At the recent CloudNativeSecurityCon in Seattle, 800 DevSecOps practitioners gathered to address a myriad of software supply chain security issues, including the security of container images and the impact of zero trust on the software supply chain.
As of last year, there were 7.1 million cloud-native developers, 51% more than the 4.7 million 12 months earlier, Cloud Native Computing Foundation executive director Priyanka Sharma said in the opening keynote. “Everyone is becoming a cloud-native developer,” Sharma said.
However, this rapid shift to cloud-native development can be a source of concern, since the rapid release cycles may lead to organizations not following secure lifecycle development (SDLC) practices, Sharma warned. Snyk’s 2022 State of Cloud Security report found that 77% of organizations acknowledged that they have poor training and lack effective collaboration among developers and security teams.
“There are siloed teams often working in separate countries, time zones, using different tools, policy frameworks,” Sharma said. “In the cloud-native environment, we are interacting with so many other entities. Throw in a lack of security policy, and there’s the recipe for your security breach.”
The lack of security policies is fueling an increase in vulnerabilities due to misconfigurations. An alarming 87% of container images running in production have critical or high-severity vulnerabilities, up from 75% a year ago, according to the Sysdig 2023 Cloud-Native Security and Usage Report. Yet only 15% of those unpatched critical and high vulnerabilities are in packages that are in use at runtime where a patch is available.
Sysdig’s findings are based on telemetry gathered from thousands of its customers’ cloud accounts, amounting to billions of containers. The high percentage of critical or high-severity vulnerabilities in containers is the outgrowth of the rush by organizations to deploy modern cloud applications. The push has created an influx of software developers moving to the more agile continuous integration continuous development (CI/CD) programming model.
Sysdig’s report recommended filtering to isolate only the critical and highly vulnerable packages in use in order to focus on packages that present the most risk. Further, only 2% of the vulnerabilities are exploitable. “By looking at what has in use exposure, that is what is actually in use at runtime, and having the fix available will help teams prioritize,” Sysdig threat researcher Crystal Morin wrote in the report.
5 Elements of Zero Trust Implementation
Sharma pointed to last year’s Cost of a Data Breach report from IBM and Ponemon Institute, which showed that 79% of organizations have not moved to a zero-trust environment. “That is really not good,” Sharma said. “Because almost 20% of breaches are occurring because of a compromise at a business partner. And keep in mind that almost half the breaches that occur are cloud-based.”
A key barrier to instituting zero trust is environments where permissions are not under control. According to the Sysdig report, 90% of permissions granted are not used, creating an easy path for stealing credentials. According to the report, “teams need to enforce least privilege access, and that requires an understanding of which permissions are actually in use.”
Zack Butcher, founding engineer at Tetrate and an early engineer on Google’s service mesh project Istio, said creating a zero-trust environment isn’t that complicated. “Zero trust itself isn’t a mystery,” Butcher told attendees. “There’s a lot of FUD [fear, uncertainty, and doubt] around what zero trust is. It’s fundamentally two things: people process and runtime controls that answer and mitigate the question, ‘what if the attacker is already inside that network?'”

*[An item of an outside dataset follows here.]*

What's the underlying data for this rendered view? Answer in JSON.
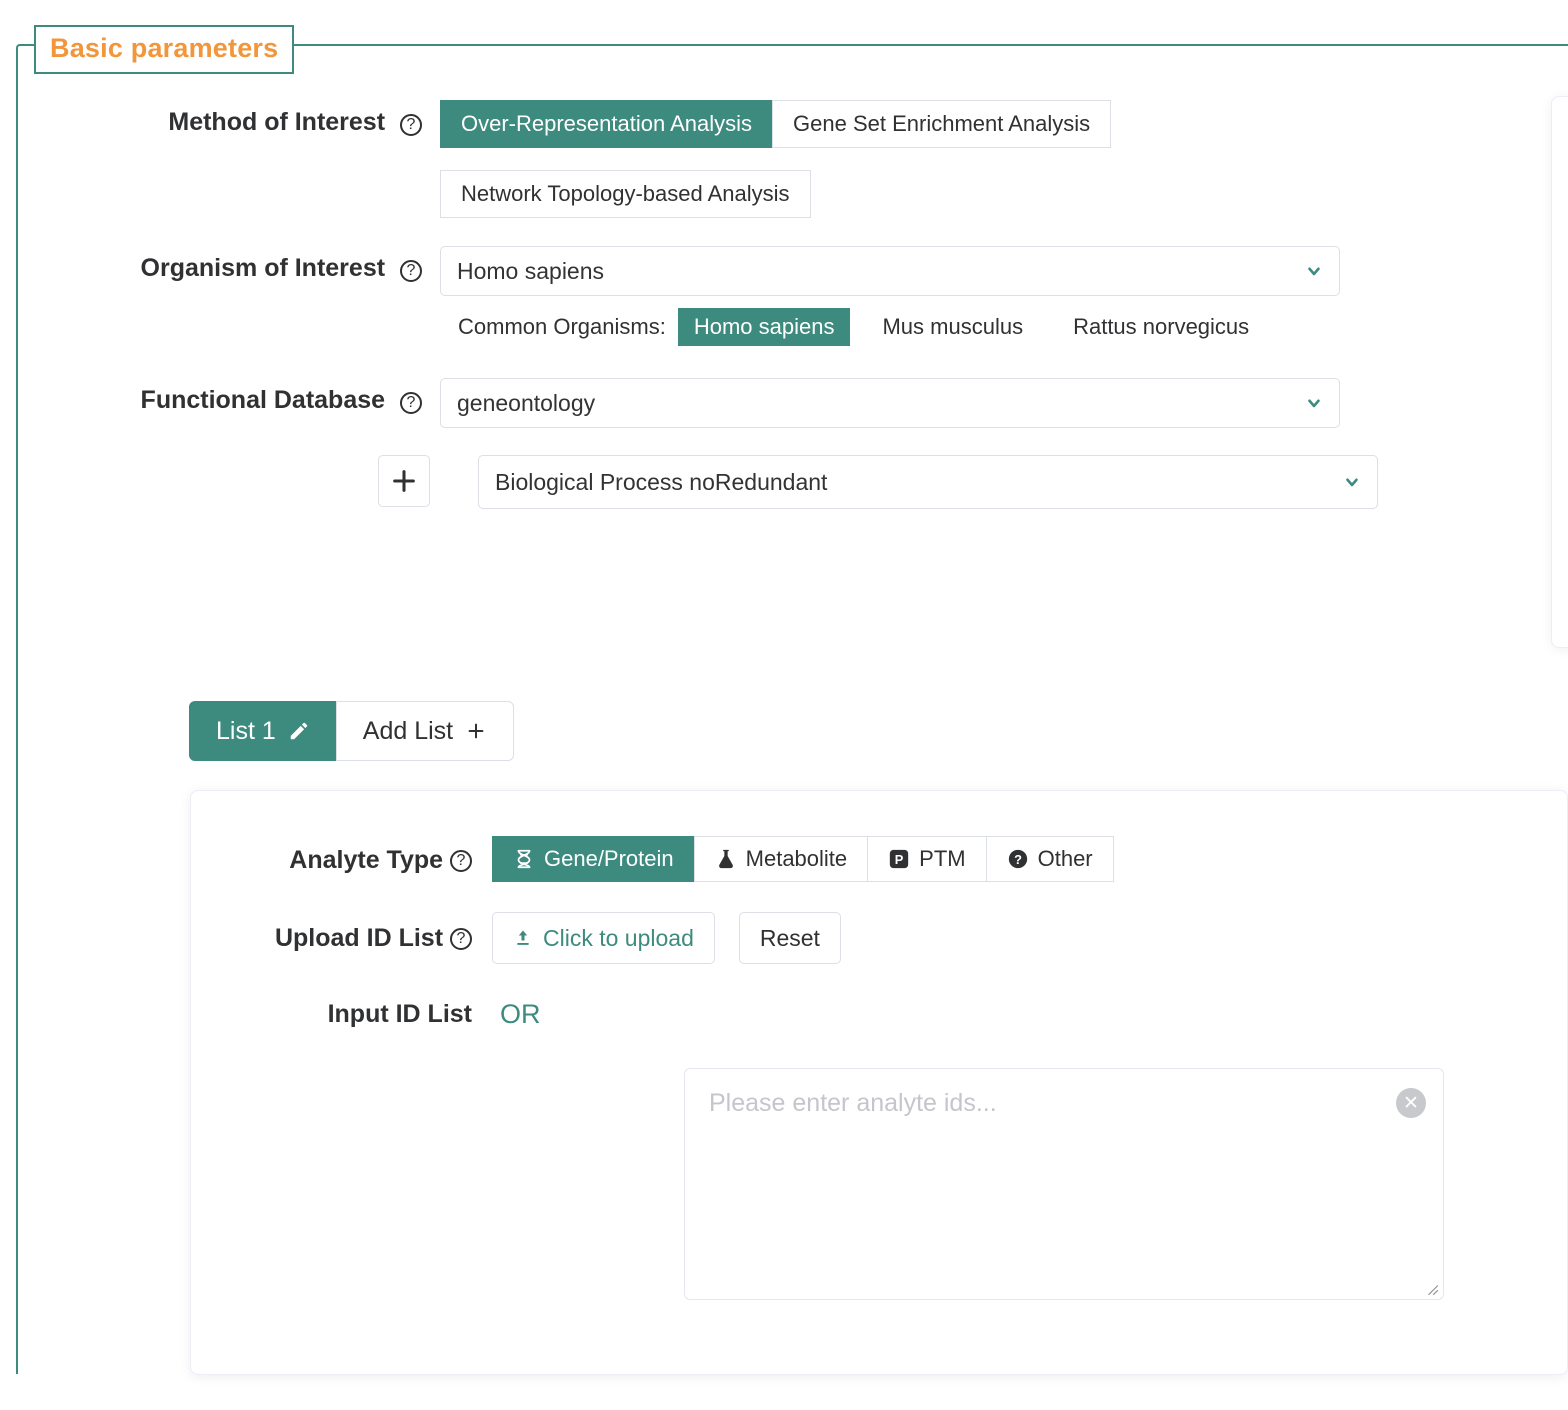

Butcher identified five policy checks that would make up a zero-trust system:
- Encryption in transit to ensure messages can’t be eavesdropped
- Service level identity to enable authentication at runtime, ideally a cryptographic identity
- The ability to use those identities to be able to perform runtime service-service authorization to control which workloads can talk to each other
- Authenticating the end user in session
- A model that authorizes the actions users are taking on resources in the system
Butcher noted that while these are not new, there is now an effort to create an identity-based segmentation standard with the National Institute of Standards and Technology (NIST). “If you look at things like API gateways and ingress gateways, we do these checks usually,” he said. “But we need to be doing them, not just at the front door, but every single hop in our infrastructure. Every single time anything is communicating, we need to be applying, at minimum, these five checks.”
NIST Standard Coming Up
During a breakout session, Butcher and NIST computer scientist Ramaswamy “Mouli” Chandramouli explained the five controls and how they fit into a zero-trust architecture. Tools such as a service mesh can help implement many of those controls, Butcher said.
The presentation is an outline for a proposal that will be presented as NIST SP 800-207A: A Zero Trust Architecture (ZTA) Model for Access Control in Cloud Native Applications in Multi-Location Environments. “We expect to have this out for initial public review sometime in June,” Butcher said.
Butcher said supply chain security is a critical component of a zero-trust architecture. “If we can’t inventory and attest what’s running in our infrastructure, we leave a gap for attackers to exploit,” he said. “Zero trust as a philosophy is all about mitigating what an attacker can do if they are in the network. The goal is bounding their attack in space and time, and controlling the applications that execute in that infrastructure is a key element of bounding the space an attacker has to work with.”